Local Extrema of the $\Xi(t)$ Function and The Riemann Hypothesis

TL;DR

This paper links the Riemann hypothesis to the behavior of local extrema of the $\xi(t)$ function, proposing that their positivity and negativity conditions are both necessary and sufficient for the hypothesis to hold.

Contribution

It establishes a new criterion based on local extrema properties of $\xi(t)$ that could potentially prove the Riemann hypothesis, connecting extremal behavior to the hypothesis's validity.

Findings

Positivity of all local maxima and negativity of all local minima of $\xi(t)$ are necessary for the Riemann hypothesis.

These extremal properties are also sufficient for the hypothesis at large $t$, under certain conditions.

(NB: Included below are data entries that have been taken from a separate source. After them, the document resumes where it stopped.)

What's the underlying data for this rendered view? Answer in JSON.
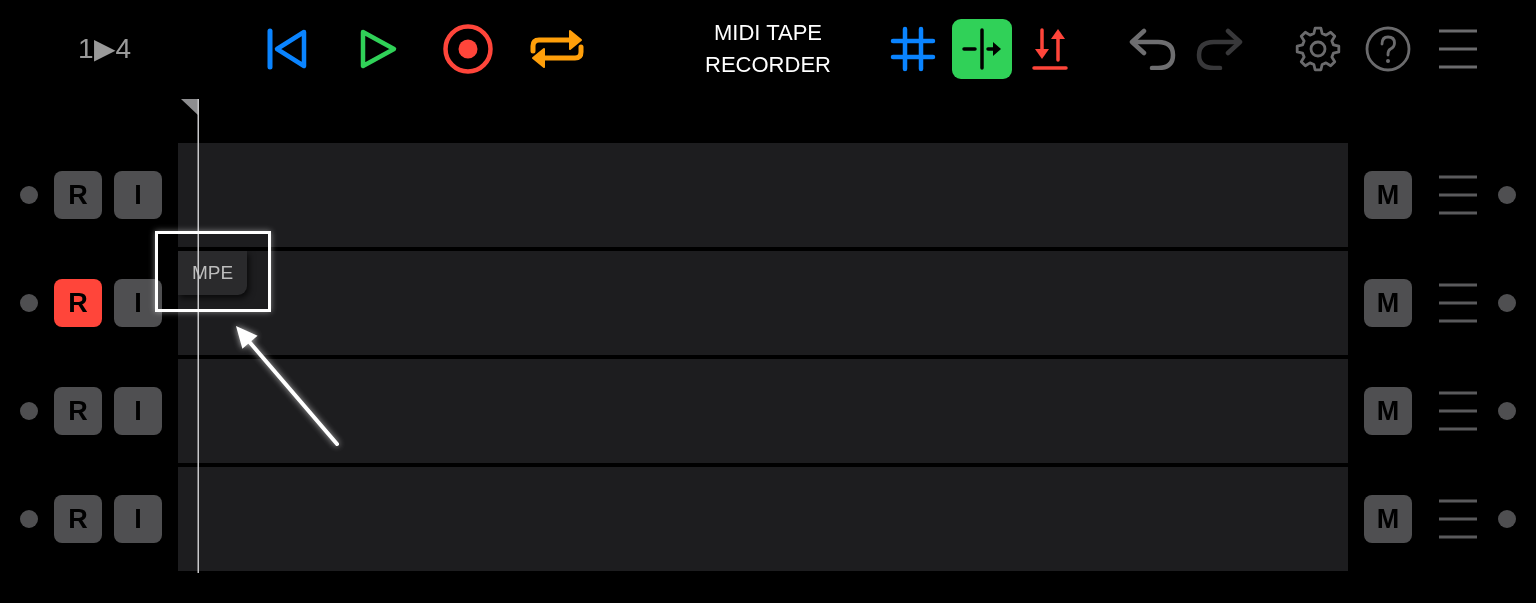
{
  "transport": {
    "counter": "1▶4"
  },
  "title": "MIDI TAPE RECORDER",
  "tools": [
    {
      "kind": "grid",
      "on": false
    },
    {
      "kind": "split",
      "on": true
    },
    {
      "kind": "shift",
      "on": false
    }
  ],
  "history": [
    {
      "kind": "undo",
      "disabled": false
    },
    {
      "kind": "redo",
      "disabled": true
    }
  ],
  "tracks": [
    {
      "record_label": "R",
      "input_label": "I",
      "mute_label": "M",
      "armed": false,
      "monitoring": false,
      "muted": false
    },
    {
      "record_label": "R",
      "input_label": "I",
      "mute_label": "M",
      "armed": true,
      "monitoring": false,
      "muted": false,
      "tag": "MPE"
    },
    {
      "record_label": "R",
      "input_label": "I",
      "mute_label": "M",
      "armed": false,
      "monitoring": false,
      "muted": false
    },
    {
      "record_label": "R",
      "input_label": "I",
      "mute_label": "M",
      "armed": false,
      "monitoring": false,
      "muted": false
    }
  ]
}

Numerical examples support the approach towards a potential proof.

Abstract

In the present paper we obtain a necessary and sufficient condition to prove the Riemann hypothesis in terms of certain properties of local extrema of the function $\Xi(t)=\xi(\tfrac{1}{2}+it)$. First, we prove that positivity of all local maxima and negativity of all local minima of $\Xi(t)$ form a necessary condition for the Riemann hypothesis to be true. After showing that any extremum point of $\Xi(t)$ is a saddle point of the function $\Re\{\xi(s)\}$, we prove that the above properties of local extrema of $\Xi(t)$ are also a sufficient condition for the Riemann hypothesis to hold at $t\gg 1$. We present a numerical example to illustrate our approach towards a possible proof of the Riemann hypothesis. Thus, the task of proving the Riemann hypothesis is reduced to the one of showing the above properties of local extrema of $\Xi(t)$.